80歳以上のドライバーによる事故は10年で約1.7倍に

 交通事故全体の件数は年々減っていますが、80歳以上のドライバーによる事故は例外で、2015年は2005年と比較して約1.7倍に増えています。これは高齢者ドライバーの事故率が上がっているわけではなく、高齢化に伴い運転する高齢者の絶対数が増加したことによるものです。

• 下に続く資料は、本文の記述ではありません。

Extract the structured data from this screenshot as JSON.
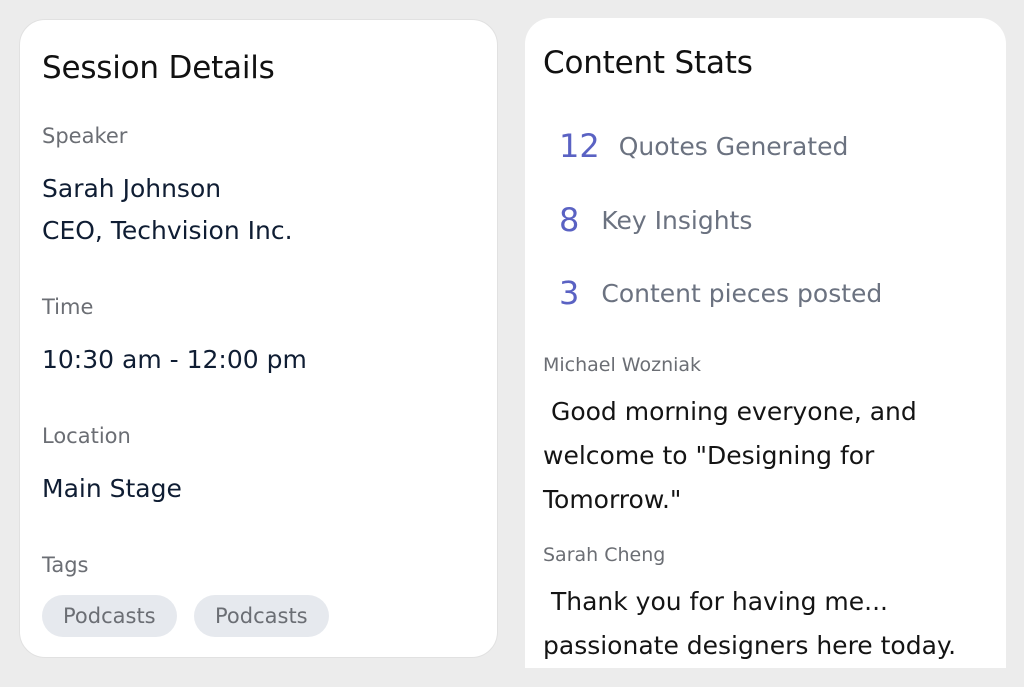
{
  "session": {
    "title": "Session Details",
    "speaker_label": "Speaker",
    "speaker_name": "Sarah Johnson",
    "speaker_role": "CEO, Techvision Inc.",
    "time_label": "Time",
    "time_value": "10:30 am - 12:00 pm",
    "location_label": "Location",
    "location_value": "Main Stage",
    "tags_label": "Tags",
    "tags": [
      "Podcasts",
      "Podcasts"
    ]
  },
  "stats": {
    "title": "Content Stats",
    "items": [
      {
        "count": "12",
        "label": "Quotes  Generated"
      },
      {
        "count": "8",
        "label": "Key Insights"
      },
      {
        "count": "3",
        "label": "Content pieces posted"
      }
    ]
  },
  "transcript": [
    {
      "author": "Michael Wozniak",
      "text": " Good morning everyone, and welcome to \"Designing for Tomorrow.\""
    },
    {
      "author": "Sarah Cheng",
      "text": " Thank you for having me... passionate designers here today."
    }
  ],
  "colors": {
    "background": "#ececec",
    "card": "#ffffff",
    "accent_number": "#5a62c3",
    "tag_bg": "#e6e9ee"
  }
}
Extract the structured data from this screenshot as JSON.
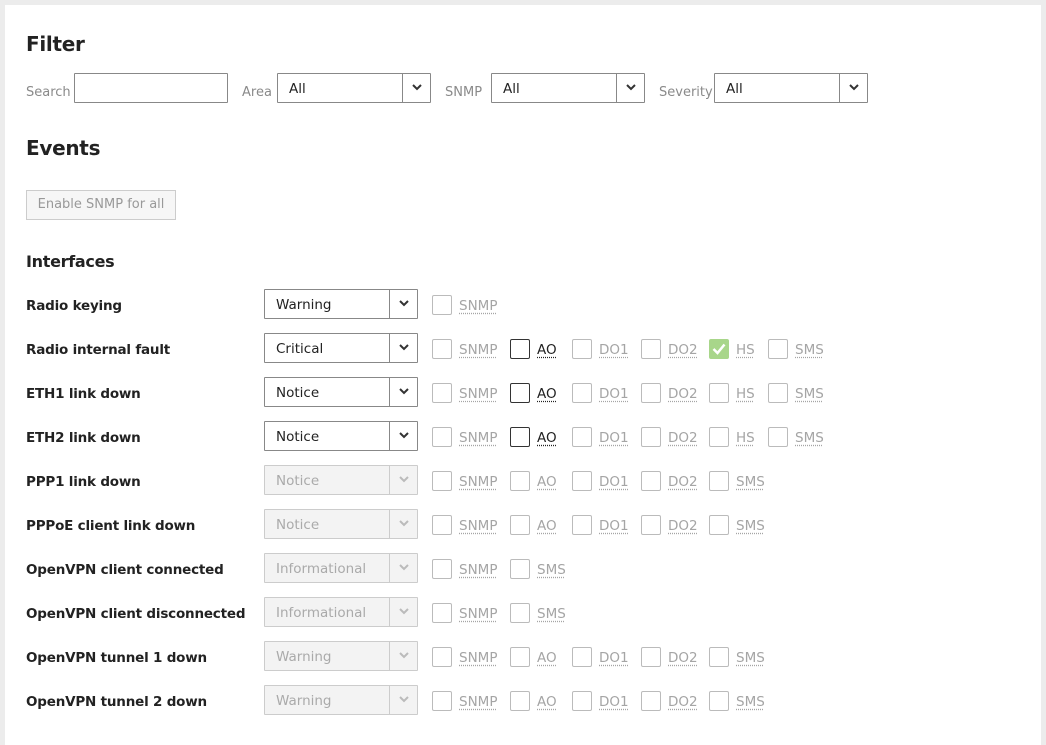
{
  "filter": {
    "title": "Filter",
    "search_label": "Search",
    "search_value": "",
    "area_label": "Area",
    "area_value": "All",
    "snmp_label": "SNMP",
    "snmp_value": "All",
    "severity_label": "Severity",
    "severity_value": "All"
  },
  "events": {
    "title": "Events",
    "enable_button": "Enable SNMP for all"
  },
  "interfaces": {
    "title": "Interfaces",
    "rows": [
      {
        "label": "Radio keying",
        "severity": "Warning",
        "enabled": true,
        "checks": [
          {
            "name": "SNMP",
            "checked": false,
            "active": false
          }
        ]
      },
      {
        "label": "Radio internal fault",
        "severity": "Critical",
        "enabled": true,
        "checks": [
          {
            "name": "SNMP",
            "checked": false,
            "active": false
          },
          {
            "name": "AO",
            "checked": false,
            "active": true
          },
          {
            "name": "DO1",
            "checked": false,
            "active": false
          },
          {
            "name": "DO2",
            "checked": false,
            "active": false
          },
          {
            "name": "HS",
            "checked": true,
            "active": false
          },
          {
            "name": "SMS",
            "checked": false,
            "active": false
          }
        ]
      },
      {
        "label": "ETH1 link down",
        "severity": "Notice",
        "enabled": true,
        "checks": [
          {
            "name": "SNMP",
            "checked": false,
            "active": false
          },
          {
            "name": "AO",
            "checked": false,
            "active": true
          },
          {
            "name": "DO1",
            "checked": false,
            "active": false
          },
          {
            "name": "DO2",
            "checked": false,
            "active": false
          },
          {
            "name": "HS",
            "checked": false,
            "active": false
          },
          {
            "name": "SMS",
            "checked": false,
            "active": false
          }
        ]
      },
      {
        "label": "ETH2 link down",
        "severity": "Notice",
        "enabled": true,
        "checks": [
          {
            "name": "SNMP",
            "checked": false,
            "active": false
          },
          {
            "name": "AO",
            "checked": false,
            "active": true
          },
          {
            "name": "DO1",
            "checked": false,
            "active": false
          },
          {
            "name": "DO2",
            "checked": false,
            "active": false
          },
          {
            "name": "HS",
            "checked": false,
            "active": false
          },
          {
            "name": "SMS",
            "checked": false,
            "active": false
          }
        ]
      },
      {
        "label": "PPP1 link down",
        "severity": "Notice",
        "enabled": false,
        "checks": [
          {
            "name": "SNMP",
            "checked": false,
            "active": false
          },
          {
            "name": "AO",
            "checked": false,
            "active": false
          },
          {
            "name": "DO1",
            "checked": false,
            "active": false
          },
          {
            "name": "DO2",
            "checked": false,
            "active": false
          },
          {
            "name": "SMS",
            "checked": false,
            "active": false
          }
        ]
      },
      {
        "label": "PPPoE client link down",
        "severity": "Notice",
        "enabled": false,
        "checks": [
          {
            "name": "SNMP",
            "checked": false,
            "active": false
          },
          {
            "name": "AO",
            "checked": false,
            "active": false
          },
          {
            "name": "DO1",
            "checked": false,
            "active": false
          },
          {
            "name": "DO2",
            "checked": false,
            "active": false
          },
          {
            "name": "SMS",
            "checked": false,
            "active": false
          }
        ]
      },
      {
        "label": "OpenVPN client connected",
        "severity": "Informational",
        "enabled": false,
        "checks": [
          {
            "name": "SNMP",
            "checked": false,
            "active": false
          },
          {
            "name": "SMS",
            "checked": false,
            "active": false
          }
        ]
      },
      {
        "label": "OpenVPN client disconnected",
        "severity": "Informational",
        "enabled": false,
        "checks": [
          {
            "name": "SNMP",
            "checked": false,
            "active": false
          },
          {
            "name": "SMS",
            "checked": false,
            "active": false
          }
        ]
      },
      {
        "label": "OpenVPN tunnel 1 down",
        "severity": "Warning",
        "enabled": false,
        "checks": [
          {
            "name": "SNMP",
            "checked": false,
            "active": false
          },
          {
            "name": "AO",
            "checked": false,
            "active": false
          },
          {
            "name": "DO1",
            "checked": false,
            "active": false
          },
          {
            "name": "DO2",
            "checked": false,
            "active": false
          },
          {
            "name": "SMS",
            "checked": false,
            "active": false
          }
        ]
      },
      {
        "label": "OpenVPN tunnel 2 down",
        "severity": "Warning",
        "enabled": false,
        "checks": [
          {
            "name": "SNMP",
            "checked": false,
            "active": false
          },
          {
            "name": "AO",
            "checked": false,
            "active": false
          },
          {
            "name": "DO1",
            "checked": false,
            "active": false
          },
          {
            "name": "DO2",
            "checked": false,
            "active": false
          },
          {
            "name": "SMS",
            "checked": false,
            "active": false
          }
        ]
      }
    ]
  },
  "colors": {
    "checked": "#a8d68a",
    "muted_text": "#a5a5a5",
    "page_bg": "#ececec"
  }
}
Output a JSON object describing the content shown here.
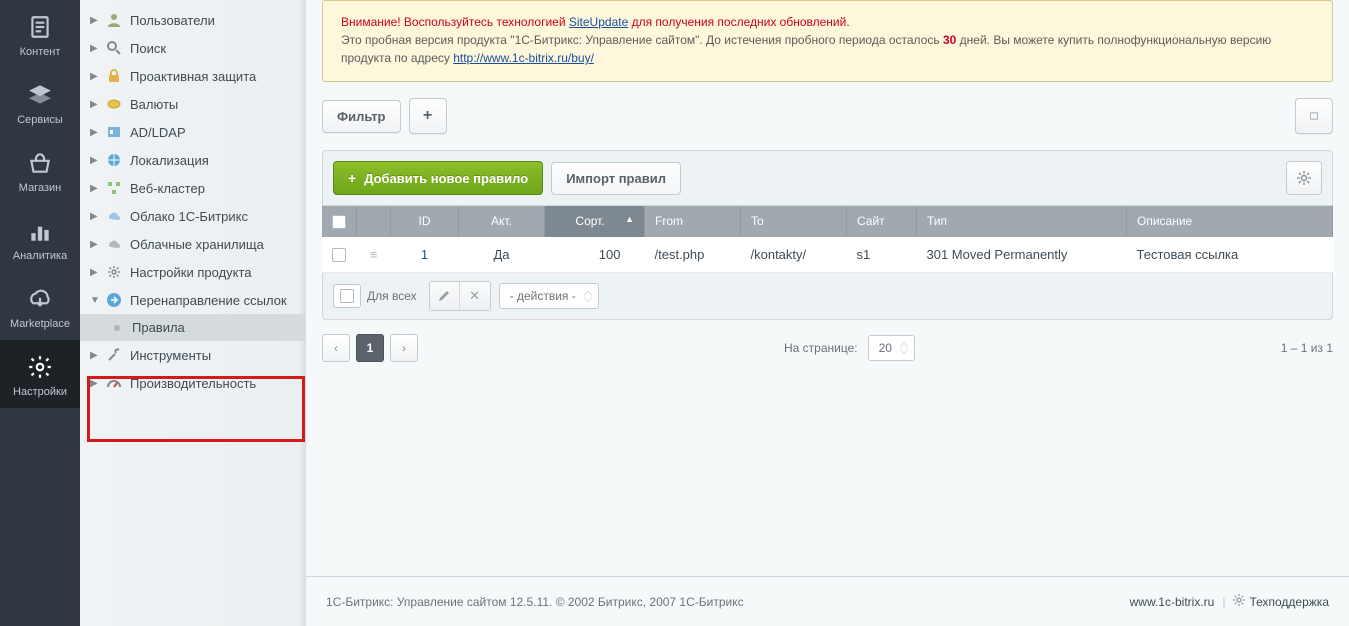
{
  "leftrail": [
    {
      "id": "content",
      "label": "Контент"
    },
    {
      "id": "services",
      "label": "Сервисы"
    },
    {
      "id": "shop",
      "label": "Магазин"
    },
    {
      "id": "analytics",
      "label": "Аналитика"
    },
    {
      "id": "marketplace",
      "label": "Marketplace"
    },
    {
      "id": "settings",
      "label": "Настройки"
    }
  ],
  "tree": {
    "users": "Пользователи",
    "search": "Поиск",
    "proactive": "Проактивная защита",
    "currency": "Валюты",
    "adldap": "AD/LDAP",
    "localization": "Локализация",
    "webcluster": "Веб-кластер",
    "cloud_bitrix": "Облако 1С-Битрикс",
    "cloud_storage": "Облачные хранилища",
    "product_settings": "Настройки продукта",
    "redirects": "Перенаправление ссылок",
    "rules": "Правила",
    "tools": "Инструменты",
    "performance": "Производительность"
  },
  "alert": {
    "title": "Внимание! Воспользуйтесь технологией ",
    "su_link": "SiteUpdate",
    "tail1": " для получения последних обновлений.",
    "line2_a": "Это пробная версия продукта \"1С-Битрикс: Управление сайтом\". До истечения пробного периода осталось ",
    "days": "30",
    "line2_b": " дней. Вы можете купить полнофункциональную версию продукта по адресу ",
    "buy_url": "http://www.1c-bitrix.ru/buy/"
  },
  "toolbar": {
    "filter": "Фильтр",
    "plus": "+"
  },
  "actions": {
    "add_rule": "Добавить новое правило",
    "import": "Импорт правил"
  },
  "columns": {
    "id": "ID",
    "active": "Акт.",
    "sort": "Сорт.",
    "from": "From",
    "to": "To",
    "site": "Сайт",
    "type": "Тип",
    "description": "Описание"
  },
  "row": {
    "id": "1",
    "active": "Да",
    "sort": "100",
    "from": "/test.php",
    "to": "/kontakty/",
    "site": "s1",
    "type": "301 Moved Permanently",
    "description": "Тестовая ссылка"
  },
  "footer_grid": {
    "for_all": "Для всех",
    "actions_select": "- действия -"
  },
  "pager": {
    "page": "1",
    "per_page_label": "На странице:",
    "per_page_value": "20",
    "range": "1 – 1 из 1"
  },
  "page_footer": {
    "left": "1С-Битрикс: Управление сайтом 12.5.11. © 2002 Битрикс, 2007 1С-Битрикс",
    "site_link": "www.1c-bitrix.ru",
    "support": "Техподдержка"
  }
}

 ちなみに、80歳以上の免許保有者は、同じ期間で2.5倍以上になりました。警察や自治体では、運転免許を保有する高齢者に対して免許を返納してもらうよう働きかけており、返納者に対しては公共交通機関の運賃を割り引くなどのサービスを提供していますが、ほとんど成果は上がっていません。というよりも、地方に住む高齢者の場合、現実問題としてクルマがなければ生活ができず、免許を返納したくてもできないという人が多いものと思われます。

着々と進む環境整備の一方で課題は山積

 こうした状況に対して、AIによる自動運転を導入すれば、問題は解決するとの見方があります。自動運転については、1つの操作をシステムが行う「レベル1」と複数の操作を行う「レベル2」までは既に実用化されています。レベル4になると完全自動運転ということになりますが、高齢者ドライバーによる事故防止ということになると、やはりレベル4のシステムが必要かもしれません。

 今月8日、東京海上日動火災保険が、自動運転中の事故を自動車保険の補償対象に加えると発表するなど環境整備は着々と進んでいます。ただ完全自動運転については国内では批判的な見解も多く、現実のビジネスとしてどの程度普及するのかはまだ何ともいえません。費用の問題もありますから、高齢者への対応ということになると、いろいろとハードルがありそうです。